Now, let's turn our focus to the manufacturing sector in Greece. It has been devastated by the country's financial crisis. Manufacturing has lost 30 percent of its jobs over the last three years.

But Joanna Kakissis visited one plant in the country's north, an industrial heartland, where workers have taken matters into their own hands.


JOANNA KAKISSIS, BYLINE: In a cavernous factory on the outskirts of the northern city of Thessaloniki, eight middle-aged men are filling bottles with a vinegar-based fabric softener that's scented with fresh lavender.

This assembly line used to produce glue for ceramic tiles. But the collapse of the construction industry killed demand for building materials.

The employees here figure people will always need to wash their clothes and worker Dimitris Mokas says his firm's new line of laundry products are a good deal.

DIMITRIS MOKAS: You don't want to go to the supermarket and take soap for clothes and pay 20 euros. I will give you with three euros.


KAKISSIS: The firm is called VIO.ME, a subsidiary of Philkeram Johnson, a Greek company that once exported its ceramic tiles to 29 countries. The parent company declared bankruptcy in 2011. The 70 employees of VIO.ME stopped getting paychecks the same year. But they still came to work and continued making glue and tile-cleaning products. For a time, they also received unemployment checks, Mokas says.

MOKAS: Unemployment benefits finished last September. We said, what can we do now? Stay only here and be guards here? We have to eat, we have to do something. Because we want to have work.

KAKISSIS: Finding a job is daunting right now. More than 27 percent of Greeks are out of work, and northern Greece is especially hard-hit. That's why half of the VIO.ME staff decided to occupy the bankrupt factory and re-vamp it to turn out environmentally-friendly detergent and fabric softener. The workers start their shifts at 7 A.M. and they do everything, Mokas says.

MOKAS: I was driving a forklift and now I'm in accounts, a worker, a supplier, driver, anything you want.

KAKISSIS: Including a manager. For the past five months, Mokas and his fellow workers have also been overseeing the plant.

A Thessaloniki court has appointed a liquidation lawyer, Giorgos Vanaroudis, to administrate the bankruptcy of the parent company, Philkeram Johnson.

Vanaroudis says he isn't authorized to speak on tape but he told NPR that the VIO.ME workers - like other potential buyers - don't want to pay for shares in a company that's at least $5 million in debt. He says the court is now considering whether to appoint administrators who will allow the workers to remain on the property, or kick them out.


UNIDENTIFIED MAN: (Foreign language spoken)

KAKISSIS: The VIO.ME workers have been inspired by a precedent in southern Argentina. A little over a decade ago, when the Zanon ceramic tile factory closed there, its staff took over the plant.

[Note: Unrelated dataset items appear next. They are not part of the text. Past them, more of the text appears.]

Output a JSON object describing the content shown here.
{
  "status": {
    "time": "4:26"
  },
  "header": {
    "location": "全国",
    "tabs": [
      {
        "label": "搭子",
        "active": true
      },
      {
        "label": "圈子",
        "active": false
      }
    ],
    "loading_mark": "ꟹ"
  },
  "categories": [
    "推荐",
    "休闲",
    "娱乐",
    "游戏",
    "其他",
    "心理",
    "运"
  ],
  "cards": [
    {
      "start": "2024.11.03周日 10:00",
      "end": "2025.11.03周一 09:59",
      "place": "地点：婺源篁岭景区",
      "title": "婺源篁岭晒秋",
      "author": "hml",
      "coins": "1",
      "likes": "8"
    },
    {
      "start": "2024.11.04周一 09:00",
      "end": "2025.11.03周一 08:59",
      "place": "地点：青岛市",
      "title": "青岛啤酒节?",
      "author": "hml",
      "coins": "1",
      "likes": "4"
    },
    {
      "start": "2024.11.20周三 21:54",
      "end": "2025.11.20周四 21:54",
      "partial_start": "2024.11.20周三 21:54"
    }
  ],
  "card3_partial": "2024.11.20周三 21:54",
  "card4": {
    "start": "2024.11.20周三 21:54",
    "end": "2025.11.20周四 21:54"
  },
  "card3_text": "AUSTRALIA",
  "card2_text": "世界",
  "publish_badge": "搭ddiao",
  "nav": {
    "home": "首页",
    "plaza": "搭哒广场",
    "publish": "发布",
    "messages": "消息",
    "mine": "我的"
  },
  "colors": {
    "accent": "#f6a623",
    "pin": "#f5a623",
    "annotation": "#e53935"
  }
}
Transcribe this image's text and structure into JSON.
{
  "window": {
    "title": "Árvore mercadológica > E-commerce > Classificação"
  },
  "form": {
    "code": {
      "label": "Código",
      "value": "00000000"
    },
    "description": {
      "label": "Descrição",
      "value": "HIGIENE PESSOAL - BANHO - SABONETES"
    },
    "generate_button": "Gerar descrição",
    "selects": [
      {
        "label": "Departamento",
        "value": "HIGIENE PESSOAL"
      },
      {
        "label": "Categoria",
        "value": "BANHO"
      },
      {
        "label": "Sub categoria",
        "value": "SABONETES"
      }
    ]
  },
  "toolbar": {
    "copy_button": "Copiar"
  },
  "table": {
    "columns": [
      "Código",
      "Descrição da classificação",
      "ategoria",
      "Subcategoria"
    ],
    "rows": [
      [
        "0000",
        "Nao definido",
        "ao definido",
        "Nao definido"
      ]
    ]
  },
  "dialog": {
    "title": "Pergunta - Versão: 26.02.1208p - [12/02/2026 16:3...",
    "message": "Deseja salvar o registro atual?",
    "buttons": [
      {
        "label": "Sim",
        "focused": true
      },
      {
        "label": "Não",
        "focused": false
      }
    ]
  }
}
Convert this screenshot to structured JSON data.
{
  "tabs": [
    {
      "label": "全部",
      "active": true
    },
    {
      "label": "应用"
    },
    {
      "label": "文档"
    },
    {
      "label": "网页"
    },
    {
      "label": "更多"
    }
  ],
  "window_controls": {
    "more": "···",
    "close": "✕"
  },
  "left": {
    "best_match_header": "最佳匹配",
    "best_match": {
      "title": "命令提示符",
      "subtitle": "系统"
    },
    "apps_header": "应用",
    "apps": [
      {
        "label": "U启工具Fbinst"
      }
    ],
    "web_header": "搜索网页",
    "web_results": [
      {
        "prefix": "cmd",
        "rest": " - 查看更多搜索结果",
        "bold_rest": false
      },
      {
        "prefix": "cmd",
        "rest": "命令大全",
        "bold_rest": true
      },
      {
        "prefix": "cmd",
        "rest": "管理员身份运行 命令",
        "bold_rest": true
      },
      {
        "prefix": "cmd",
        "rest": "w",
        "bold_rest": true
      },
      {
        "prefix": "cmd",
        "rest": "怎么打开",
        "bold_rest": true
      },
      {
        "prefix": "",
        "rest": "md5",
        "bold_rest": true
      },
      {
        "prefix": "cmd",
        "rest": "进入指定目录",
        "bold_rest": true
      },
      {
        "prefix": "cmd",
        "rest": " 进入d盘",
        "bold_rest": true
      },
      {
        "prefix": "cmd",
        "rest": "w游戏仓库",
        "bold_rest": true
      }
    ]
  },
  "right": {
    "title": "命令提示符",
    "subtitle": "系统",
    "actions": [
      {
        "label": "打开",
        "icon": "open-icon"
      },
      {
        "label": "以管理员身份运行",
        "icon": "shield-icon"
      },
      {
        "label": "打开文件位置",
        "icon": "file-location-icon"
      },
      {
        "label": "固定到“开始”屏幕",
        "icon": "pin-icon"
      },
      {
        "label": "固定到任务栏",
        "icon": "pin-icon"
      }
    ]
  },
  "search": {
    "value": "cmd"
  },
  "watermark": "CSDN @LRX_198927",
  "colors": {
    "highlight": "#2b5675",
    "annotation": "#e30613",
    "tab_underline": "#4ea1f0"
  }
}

As the Argentine workers explain in this documentary, they now operate and own that plant. Its new name is Fabrica Sin Patrones, which means Factory Without Bosses.

Like the Argentines, the Greek workers of VIO.ME are getting moral support - and some financial aid - from labor activists and leftist organizations.

What they're not getting is credit from any of the undercapitalized Greek banks, says Athanassios Savakis, president of the Federation of Industries of Northern Greece.

ATHANASSIOS SAVAKIS: The problem is liquidity, in fact. The extrovert companies, the ones with high levels of exports, have faced this in a positive way.

KAKISSIS: Those companies make money selling their products abroad, whereas the factory workers are stuck selling their detergent in a depressed local market.


KAKISSIS: Yet, the workers still put in eight-hour shifts every day. They line up in a hot, airless office for a day's salary - just 10 euros, or $13.


KAKISSIS: Dimitris Nikolaidis, a trained electrician, picks up his money and walks to his aging car.

DIMITRIS NIKOLAIDIS: (Foreign language spoken)

KAKISSIS: It's really hard to live on this salary, he says. The truth is you can't live on it. It's just enough money to pay for me to get here and keep working.

Outside the factory, the Greek economy is broken. And here, at least these men are working. They say they have found dignity, if not money, in that work.

GREENE: For NPR News, I'm Joanna Kakissis.